For three-quarters of an hour Franklin Roosevelt stood on the stage of Constitution Hall with arms outstretched and hands grasping the speaker’s stand, his only gesture an occasional toss of his big, grey head. From the hushed hall every now & then broke a deep, spontaneous roar of approval.

Delicately he flicked old sores, lest Labor forget them “You can remember when it was rare indeed for an employer even to consider collective bargaining with his workers,” the President intoned; “when it was common practice to discharge any worker who joined a union.” Carefully he recalled the practices of calling out armed troops to put down strikes, of hiring labor spies, keeping private company arsenals on hand. But those things, he told his listeners, changed with the New Deal.

He painted the picture of the years since 1933, when Labor gained “the untrammeled right, not privilege, to organize and to bargain collectively”; when laws established fair minimum wages, decent maximum hours, outlawed child labor, set up machinery for the mediation of labor disputes.
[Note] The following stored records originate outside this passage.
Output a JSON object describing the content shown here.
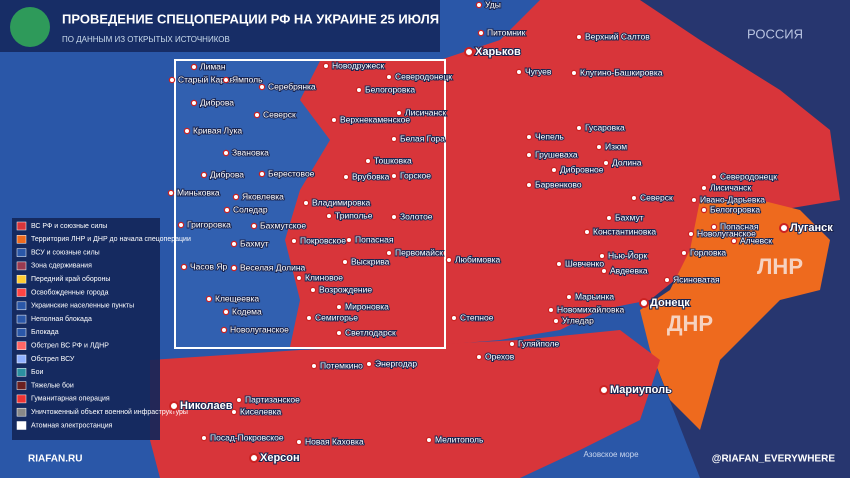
{
  "header": {
    "title": "ПРОВЕДЕНИЕ СПЕЦОПЕРАЦИИ РФ НА УКРАИНЕ 25 ИЮЛЯ",
    "subtitle": "ПО ДАННЫМ ИЗ ОТКРЫТЫХ ИСТОЧНИКОВ"
  },
  "watermark": "РОССИЯ",
  "regions": {
    "lnr": "ЛНР",
    "dnr": "ДНР"
  },
  "legend": {
    "items": [
      "ВС РФ и союзные силы",
      "Территория ЛНР и ДНР до начала спецоперации",
      "ВСУ и союзные силы",
      "Зона сдерживания",
      "Передний край обороны",
      "Освобожденные города",
      "Украинские населенные пункты",
      "Неполная блокада",
      "Блокада",
      "Обстрел ВС РФ и ЛДНР",
      "Обстрел ВСУ",
      "Бои",
      "Тяжелые бои",
      "Гуманитарная операция",
      "Уничтоженный объект военной инфраструктуры",
      "Атомная электростанция"
    ]
  },
  "map": {
    "labels": [
      "Уды",
      "Питомник",
      "Верхний Салтов",
      "Харьков",
      "Чугуев",
      "Клугино-Башкировка",
      "Гусаровка",
      "Чепель",
      "Изюм",
      "Грушеваха",
      "Долина",
      "Дибровное",
      "Барвенково",
      "Северодонецк",
      "Лисичанск",
      "Ивано-Дарьевка",
      "Северск",
      "Белогоровка",
      "Бахмут",
      "Попасная",
      "Новолуганское",
      "Константиновка",
      "Луганск",
      "Алчевск",
      "Горловка",
      "Нью-Йорк",
      "Авдеевка",
      "Шевченко",
      "Ясиноватая",
      "Марьинка",
      "Донецк",
      "Новомихайловка",
      "Угледар",
      "Мариуполь",
      "Любимовка",
      "Степное",
      "Орехов",
      "Гуляйполе",
      "Энергодар",
      "Потемкино",
      "Партизанское",
      "Киселевка",
      "Николаев",
      "Посад-Покровское",
      "Новая Каховка",
      "Мелитополь",
      "Херсон"
    ],
    "sea": "Азовское море",
    "inset_labels": [
      "Лиман",
      "Старый Караван",
      "Ямполь",
      "Серебрянка",
      "Новодружеск",
      "Северодонецк",
      "Диброва",
      "Белогоровка",
      "Лисичанск",
      "Северск",
      "Кривая Лука",
      "Верхнекаменское",
      "Белая Гора",
      "Звановка",
      "Берестовое",
      "Тошковка",
      "Врубовка",
      "Горское",
      "Диброва",
      "Миньковка",
      "Яковлевка",
      "Соледар",
      "Владимировка",
      "Триполье",
      "Золотое",
      "Григоровка",
      "Бахмутское",
      "Покровское",
      "Попасная",
      "Первомайск",
      "Бахмут",
      "Выскрива",
      "Часов Яр",
      "Веселая Долина",
      "Клиновое",
      "Клещеевка",
      "Возрождение",
      "Мироновка",
      "Кодема",
      "Семигорье",
      "Новолуганское",
      "Светлодарск"
    ]
  },
  "footer": {
    "site": "RIAFAN.RU",
    "social": "@RIAFAN_EVERYWHERE"
  }
}
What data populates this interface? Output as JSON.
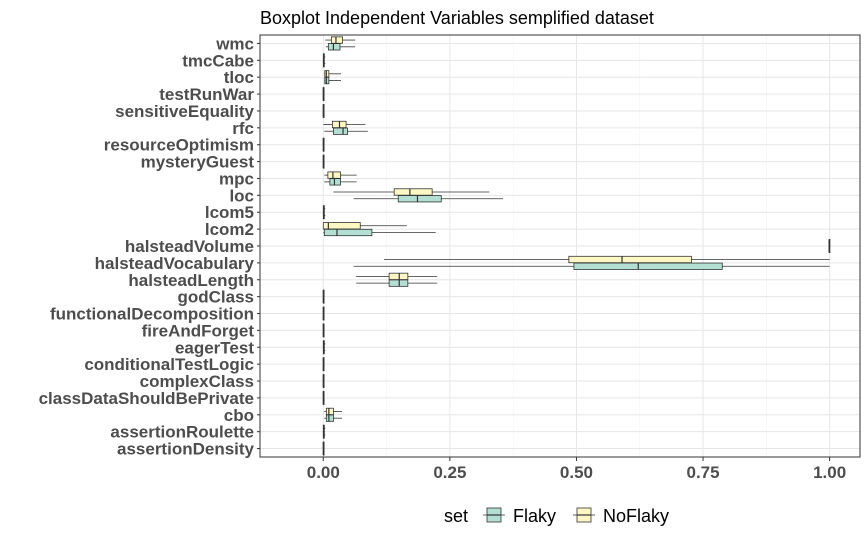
{
  "chart_data": {
    "type": "boxplot",
    "orientation": "horizontal",
    "title": "Boxplot Independent Variables semplified dataset",
    "xlim": [
      -0.125,
      1.06
    ],
    "x_ticks": [
      0.0,
      0.25,
      0.5,
      0.75,
      1.0
    ],
    "x_tick_labels": [
      "0.00",
      "0.25",
      "0.50",
      "0.75",
      "1.00"
    ],
    "grid": true,
    "legend": {
      "title": "set",
      "position": "bottom",
      "entries": [
        "Flaky",
        "NoFlaky"
      ]
    },
    "colors": {
      "Flaky": "#b3dfd3",
      "NoFlaky": "#fdf8c3"
    },
    "categories": [
      "wmc",
      "tmcCabe",
      "tloc",
      "testRunWar",
      "sensitiveEquality",
      "rfc",
      "resourceOptimism",
      "mysteryGuest",
      "mpc",
      "loc",
      "lcom5",
      "lcom2",
      "halsteadVolume",
      "halsteadVocabulary",
      "halsteadLength",
      "godClass",
      "functionalDecomposition",
      "fireAndForget",
      "eagerTest",
      "conditionalTestLogic",
      "complexClass",
      "classDataShouldBePrivate",
      "cbo",
      "assertionRoulette",
      "assertionDensity"
    ],
    "series": [
      {
        "name": "Flaky",
        "boxes": [
          [
            0.005,
            0.01,
            0.02,
            0.033,
            0.063
          ],
          [
            0.0,
            0.0,
            0.001,
            0.002,
            0.004
          ],
          [
            0.002,
            0.003,
            0.006,
            0.011,
            0.035
          ],
          [
            0.0,
            0.0,
            0.0,
            0.0,
            0.0
          ],
          [
            0.0,
            0.0,
            0.0,
            0.0,
            0.0
          ],
          [
            0.002,
            0.02,
            0.039,
            0.048,
            0.088
          ],
          [
            0.0,
            0.0,
            0.0,
            0.0,
            0.0
          ],
          [
            0.0,
            0.0,
            0.0,
            0.0,
            0.0
          ],
          [
            0.002,
            0.013,
            0.022,
            0.034,
            0.066
          ],
          [
            0.06,
            0.148,
            0.186,
            0.233,
            0.355
          ],
          [
            0.0,
            0.0,
            0.001,
            0.002,
            0.004
          ],
          [
            0.0,
            0.002,
            0.027,
            0.096,
            0.222
          ],
          [
            0.998,
            0.999,
            0.999,
            1.0,
            1.0
          ],
          [
            0.06,
            0.495,
            0.622,
            0.788,
            1.0
          ],
          [
            0.065,
            0.13,
            0.15,
            0.167,
            0.225
          ],
          [
            0.0,
            0.0,
            0.0,
            0.0,
            0.0
          ],
          [
            0.0,
            0.0,
            0.0,
            0.0,
            0.0
          ],
          [
            0.0,
            0.0,
            0.0,
            0.0,
            0.0
          ],
          [
            0.0,
            0.0,
            0.001,
            0.002,
            0.004
          ],
          [
            0.0,
            0.0,
            0.0,
            0.0,
            0.0
          ],
          [
            0.0,
            0.0,
            0.0,
            0.0,
            0.0
          ],
          [
            0.0,
            0.0,
            0.0,
            0.0,
            0.0
          ],
          [
            0.002,
            0.006,
            0.011,
            0.02,
            0.037
          ],
          [
            0.0,
            0.0,
            0.001,
            0.002,
            0.004
          ],
          [
            0.0,
            0.0,
            0.0,
            0.0,
            0.0
          ]
        ]
      },
      {
        "name": "NoFlaky",
        "boxes": [
          [
            0.004,
            0.016,
            0.025,
            0.038,
            0.063
          ],
          [
            0.0,
            0.0,
            0.001,
            0.002,
            0.004
          ],
          [
            0.002,
            0.003,
            0.006,
            0.011,
            0.035
          ],
          [
            0.0,
            0.0,
            0.0,
            0.0,
            0.0
          ],
          [
            0.0,
            0.0,
            0.0,
            0.0,
            0.0
          ],
          [
            0.0,
            0.018,
            0.032,
            0.045,
            0.083
          ],
          [
            0.0,
            0.0,
            0.0,
            0.0,
            0.0
          ],
          [
            0.0,
            0.0,
            0.0,
            0.0,
            0.0
          ],
          [
            0.002,
            0.009,
            0.019,
            0.034,
            0.066
          ],
          [
            0.02,
            0.14,
            0.171,
            0.215,
            0.328
          ],
          [
            0.0,
            0.0,
            0.001,
            0.002,
            0.004
          ],
          [
            0.0,
            0.0,
            0.01,
            0.073,
            0.165
          ],
          [
            0.998,
            0.999,
            0.999,
            1.0,
            1.0
          ],
          [
            0.12,
            0.485,
            0.59,
            0.727,
            1.0
          ],
          [
            0.065,
            0.13,
            0.15,
            0.167,
            0.225
          ],
          [
            0.0,
            0.0,
            0.0,
            0.0,
            0.0
          ],
          [
            0.0,
            0.0,
            0.0,
            0.0,
            0.0
          ],
          [
            0.0,
            0.0,
            0.0,
            0.0,
            0.0
          ],
          [
            0.0,
            0.0,
            0.001,
            0.002,
            0.004
          ],
          [
            0.0,
            0.0,
            0.0,
            0.0,
            0.0
          ],
          [
            0.0,
            0.0,
            0.0,
            0.0,
            0.0
          ],
          [
            0.0,
            0.0,
            0.0,
            0.0,
            0.0
          ],
          [
            0.002,
            0.006,
            0.011,
            0.02,
            0.037
          ],
          [
            0.0,
            0.0,
            0.001,
            0.002,
            0.004
          ],
          [
            0.0,
            0.0,
            0.0,
            0.0,
            0.0
          ]
        ]
      }
    ]
  }
}
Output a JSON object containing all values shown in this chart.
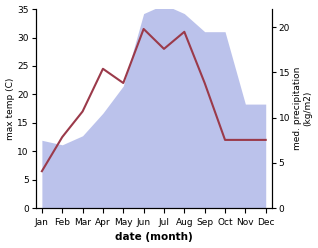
{
  "months": [
    "Jan",
    "Feb",
    "Mar",
    "Apr",
    "May",
    "Jun",
    "Jul",
    "Aug",
    "Sep",
    "Oct",
    "Nov",
    "Dec"
  ],
  "temp": [
    6.5,
    12.5,
    17.0,
    24.5,
    22.0,
    31.5,
    28.0,
    31.0,
    22.0,
    12.0,
    12.0,
    12.0
  ],
  "precip": [
    7.5,
    7.0,
    8.0,
    10.5,
    13.5,
    21.5,
    22.5,
    21.5,
    19.5,
    19.5,
    11.5,
    11.5
  ],
  "temp_color": "#9b3a4a",
  "precip_color": "#b0b8e8",
  "ylabel_left": "max temp (C)",
  "ylabel_right": "med. precipitation\n(kg/m2)",
  "xlabel": "date (month)",
  "ylim_left": [
    0,
    35
  ],
  "ylim_right": [
    0,
    22
  ],
  "yticks_left": [
    0,
    5,
    10,
    15,
    20,
    25,
    30,
    35
  ],
  "yticks_right": [
    0,
    5,
    10,
    15,
    20
  ],
  "bg_color": "#ffffff"
}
Said the President: “This progress of the last seven years has been mighty difficult. It has been beset by obstruction and by bitter propaganda from certain minority groups. . . . You will remember that kind of opposition in the campaign of four years ago [from] . . . certain employers, politicians and newspapers—all of whom are nowactive in this campaign.

His promises to Labor, also obliquely put, were no less emphatic. “We must look forward to certain definite things in the near future,” said he. Those things were: 1) broadening of social security; 2 ) unemployment insurance for more workers; 3) an improved old-age-pension system and increased pensions.

Said Franklin Roosevelt: “The people must decide whether to continue the type of government which has fostered the progress to date, or whether to turn it over to those who by their action, if not always by their word, have shown their fundamental opposition to the main objectives toward which we have worked in the past and to which we are definitely committed in the future.”

He gathered into the embrace of his good will A. F. of L., C. I. O. and the Railroad Brotherhoods (causing some observers to guess that Franklin Roosevelt’s next surprise might be an announcement of Labor peace). He reaffirmed the principle of conscription of industry along with the conscription of young men. He promised again what the Democratic platform promised in Chicago: “We will not participate in foreign wars.”

He concluded: “No selfish interest, no personal ambition, yes, no political campaign can sway the majority will of our people of America to make America strong —and to keep America free.”

Last week, as Rival Wendell Willkie began his campaign tour, Mr. Roosevelt also got down to campaign business:

> Quietly invited John L. Lewis of C. I. O. to the White House. Mr. Lewis—who feels that Franklin Roosevelt never repaid C. I. O.’s United Mine Workers for their aid ($500,000) in 1936 and has no use for his onetime friend—no less quietly slipped over, had a talk.

> Received the formal support of Mayor Fiorello LaGuardia of New York City. Mayor LaGuardia (as Wendell Willkie hastened to point out) once said: “I see very little difference in the New York of Tweed and that of John F. Curry, of Manhattan, or Edward J. Flynn of The Bronx,” was unabashed at finding himself in Boss Flynn’s camp.